Progressivement d’autres populations juives demandent la création d’écoles modernes afin de diversifier les enseignements (en 1861 à Păcărui, dès 1864 à Podu Roșu).

 … et légendes

Le hassidisme devint très populaire dans la région de Iași très friande de légendes. On raconte par exemple que l’illustre Rabbi Naftali « a conjuré, un jour, l’ange du feu, ce qui a déclenché de nombreux incendies ».
Le célèbre Rav Apter (Rabbi Avraham Yehoshua Heshel d’Apta, surnommé « Ohev Israël« ) officiait dans la communauté de Iași. La légende veut qu’un jour, son épouse se disputa avec une autre femme. Rav Apter déclara que la seconde était malhonnête et qu’il le prouverait. Il convoque les Tsadikim dans la Grande Synagogue et envoie son chamès au cimetière, pour dire à tel mort que le Rav lui ordonne de venir.
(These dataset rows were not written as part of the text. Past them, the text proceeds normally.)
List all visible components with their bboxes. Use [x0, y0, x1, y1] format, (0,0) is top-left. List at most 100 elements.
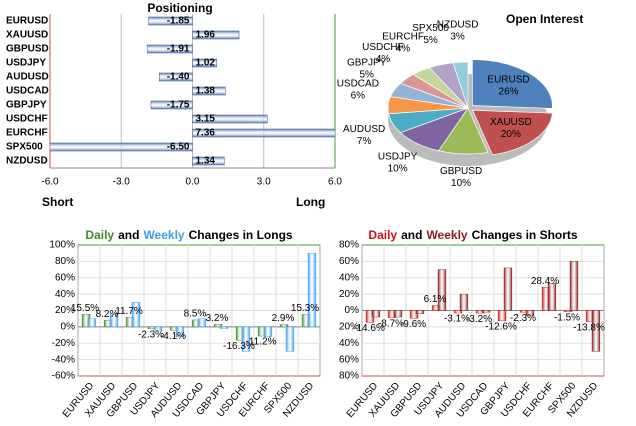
bar — [153, 326, 163, 331]
bar — [50, 142, 193, 152]
pie-slice — [452, 61, 469, 109]
bar — [192, 128, 335, 138]
title-series: Daily — [85, 228, 114, 242]
chart-title: Positioning — [147, 1, 212, 15]
bar — [146, 44, 193, 54]
chart-title: Daily and Weekly Changes in Shorts — [368, 228, 578, 242]
value-label: -6.50 — [167, 142, 190, 153]
category-label: USDCHF — [6, 114, 48, 125]
value-label: 28.4% — [531, 276, 559, 287]
slice-category: NZDUSD — [437, 19, 479, 30]
slice-category: AUDUSD — [343, 124, 385, 135]
y-tick-label: 80% — [339, 240, 359, 251]
value-label: 8.5% — [184, 309, 207, 320]
value-label: 1.02 — [196, 58, 216, 69]
title-text: and — [118, 228, 139, 242]
bar — [131, 302, 141, 328]
bar — [415, 310, 425, 314]
category-label: USDJPY — [6, 58, 46, 69]
title-series: Daily — [368, 228, 397, 242]
bar — [150, 100, 193, 110]
x-tick-label: 0.0 — [186, 177, 200, 188]
bar — [307, 252, 317, 328]
chart-title: Open Interest — [506, 12, 583, 26]
value-label: 2.9% — [272, 313, 295, 324]
y-tick-label: 100% — [49, 240, 75, 251]
bar — [241, 326, 251, 352]
title-text: Changes in Longs — [189, 228, 293, 242]
bar — [409, 310, 419, 319]
x-tick-label: -3.0 — [113, 177, 131, 188]
title-series: Weekly — [426, 228, 467, 242]
value-label: -11.2% — [246, 337, 277, 348]
x-tick-label: -6.0 — [41, 177, 59, 188]
y-tick-label: -60% — [52, 371, 75, 382]
slice-category: XAUUSD — [490, 117, 532, 128]
bar — [459, 293, 469, 311]
bar — [109, 314, 119, 328]
bar — [569, 261, 579, 311]
bar — [148, 16, 193, 26]
bar — [263, 326, 273, 337]
bar — [213, 324, 223, 328]
category-label: GBPJPY — [6, 100, 47, 111]
bar — [371, 310, 381, 318]
slice-category: GBPUSD — [440, 166, 482, 177]
value-label: 11.7% — [115, 306, 143, 317]
bar — [175, 326, 185, 337]
value-label: 3.15 — [196, 114, 216, 125]
y-tick-label: 60% — [339, 256, 359, 267]
slice-category: USDJPY — [378, 152, 418, 163]
value-label: -1.40 — [167, 72, 190, 83]
category-label: EURCHF — [6, 128, 48, 139]
category-label: NZDUSD — [6, 156, 48, 167]
bar — [393, 310, 403, 318]
bar — [563, 310, 573, 312]
pie-slice — [472, 59, 553, 109]
category-label: XAUUSD — [6, 30, 48, 41]
chart-title: Daily and Weekly Changes in Longs — [85, 228, 293, 242]
slice-category: SPX500 — [412, 23, 449, 34]
y-tick-label: 40% — [55, 289, 75, 300]
value-label: 1.38 — [196, 86, 216, 97]
bar — [279, 324, 289, 328]
value-label: -2.3% — [138, 329, 164, 340]
value-label: 1.96 — [196, 30, 216, 41]
bar — [192, 86, 226, 96]
bar — [219, 326, 229, 329]
y-tick-label: -40% — [52, 354, 75, 365]
y-tick-label: 40% — [339, 272, 359, 283]
value-label: 1.34 — [196, 156, 216, 167]
category-label: SPX500 — [6, 142, 43, 153]
slice-value: 4% — [396, 43, 411, 54]
x-tick-label: 3.0 — [257, 177, 271, 188]
value-label: -1.75 — [167, 100, 190, 111]
y-tick-label: -20% — [52, 338, 75, 349]
bar — [285, 326, 295, 352]
slice-value: 6% — [351, 91, 366, 102]
slice-value: 20% — [501, 129, 521, 140]
slice-category: EURUSD — [487, 75, 529, 86]
bar — [192, 156, 225, 166]
axis-label: Short — [42, 195, 73, 209]
value-label: -1.5% — [554, 312, 580, 323]
pie-slice — [472, 109, 553, 156]
value-label: -1.91 — [167, 44, 190, 55]
y-tick-label: 60% — [55, 272, 75, 283]
value-label: -16.3% — [223, 341, 255, 352]
slice-category: USDCHF — [362, 42, 404, 53]
slice-category: USDCAD — [337, 79, 379, 90]
slice-value: 26% — [499, 87, 519, 98]
value-label: -3.2% — [466, 314, 492, 325]
y-tick-label: 80% — [339, 371, 359, 382]
category-label: AUDUSD — [6, 72, 49, 83]
value-label: 7.36 — [196, 128, 216, 139]
value-label: 8.2% — [96, 309, 119, 320]
value-label: -2.3% — [510, 313, 536, 324]
category-label: GBPUSD — [6, 44, 49, 55]
y-tick-label: 80% — [55, 256, 75, 267]
slice-value: 7% — [357, 136, 372, 147]
y-tick-label: 20% — [55, 305, 75, 316]
axis-label: Long — [296, 195, 325, 209]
Le mort est apparu pour témoigner contre la femme malhonnête montrant que les morts aussi s’indignent face à la malveillance.

Extrait de la Méguilate Ester Iași de 1637 offerte au Métropolite Dosoftei/Ce document assez extraordinaire témoigne d’un « hommage à l’entente spirituelle » existant entre Dosoftei, Métropolite de Iași et la rabbin Nathan Hannover /Elle fut exécutée à Venise et offerte au Métropolite.

Une mémoire perdue?

– Elie WIESEL, Les portes de la forêt, Paris, Le Seuil, 1964.
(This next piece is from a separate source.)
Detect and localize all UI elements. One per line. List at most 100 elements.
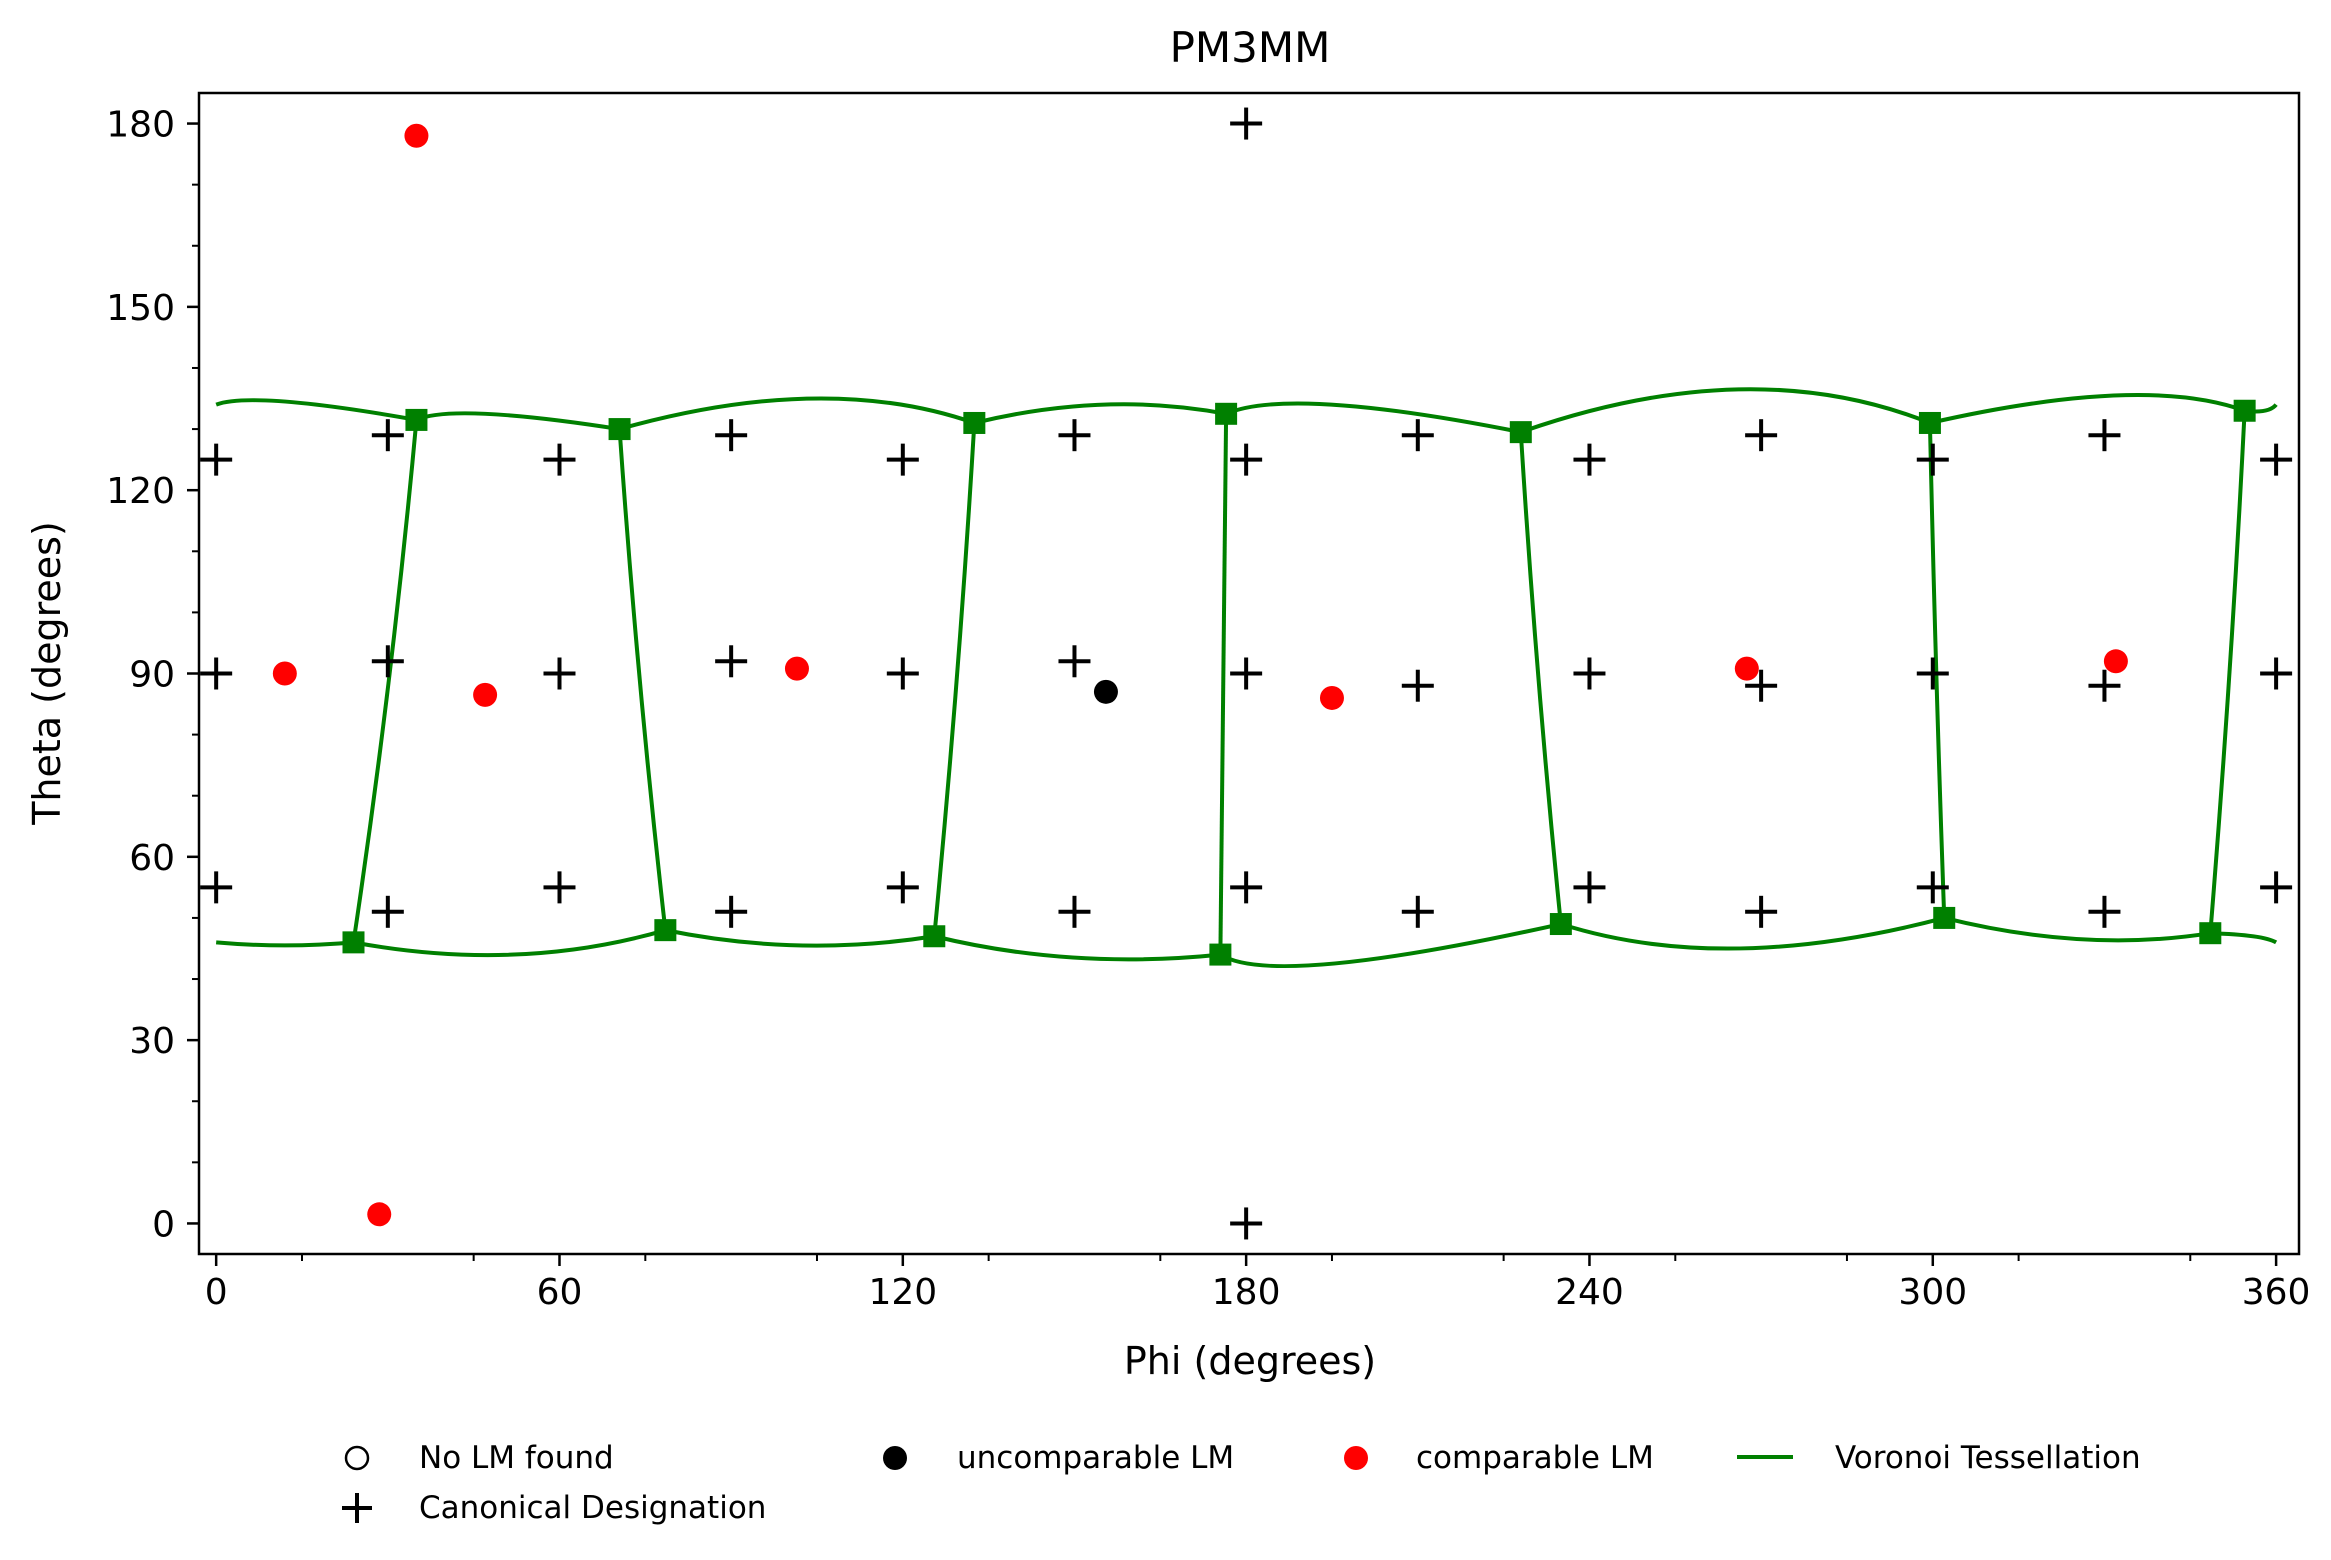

Un conte hassidique, que rapporte Élie Wiesel, narre les événements suivants : « Lorsque le grand Rabbi Israël Baal Shem Tov voyait qu’un malheur se tramait contre le peuple juif, il avait pour habitude d’aller se recueillir à un certain endroit dans la forêt; là, allumait un feu, récitait une certaine prière et le miracle s’accomplissait, révoquant le malheur. Plus tard, lorsque son disciple le célèbre Maggid de Mezeritch devait intervenir auprès du Ciel pour les mêmes raisons, il se rendait au même endroit dans la forêt et disait : « Maître de l’Univers, prête l’oreille. Je ne sais pas comment allumer le feu, mais je suis encore capable de réciter la prière »’. Et le miracle s’accomplissait. Plus tard, le Rabbi Moshe-Leib de Sassov, pour sauver son peuple, allait lui aussi dans la forêt et disait : « Je ne sais pas comment allumer le feu, je ne connais pas la prière, mais je peux situer l’endroit et cela devrait suffire ». Et cela suffisait, là encore, le miracle s’accomplissait. Puis ce fut au tour du Rabbi Israël de Ruzhyn d’écarter la menace. Assis dans son fauteuil il se prenait la tête entre les mains et parlait à Dieu : « Je suis incapable d’allumer le feu, je ne connais pas la prière, je ne peux même pas retrouver l’endroit dans la forêt. Tout ce que je sais faire c’est raconter cette histoire. Cela devrait suffire’. Et cela suffisait. Dieu créa l’homme parce qu’Il aime les histoires ».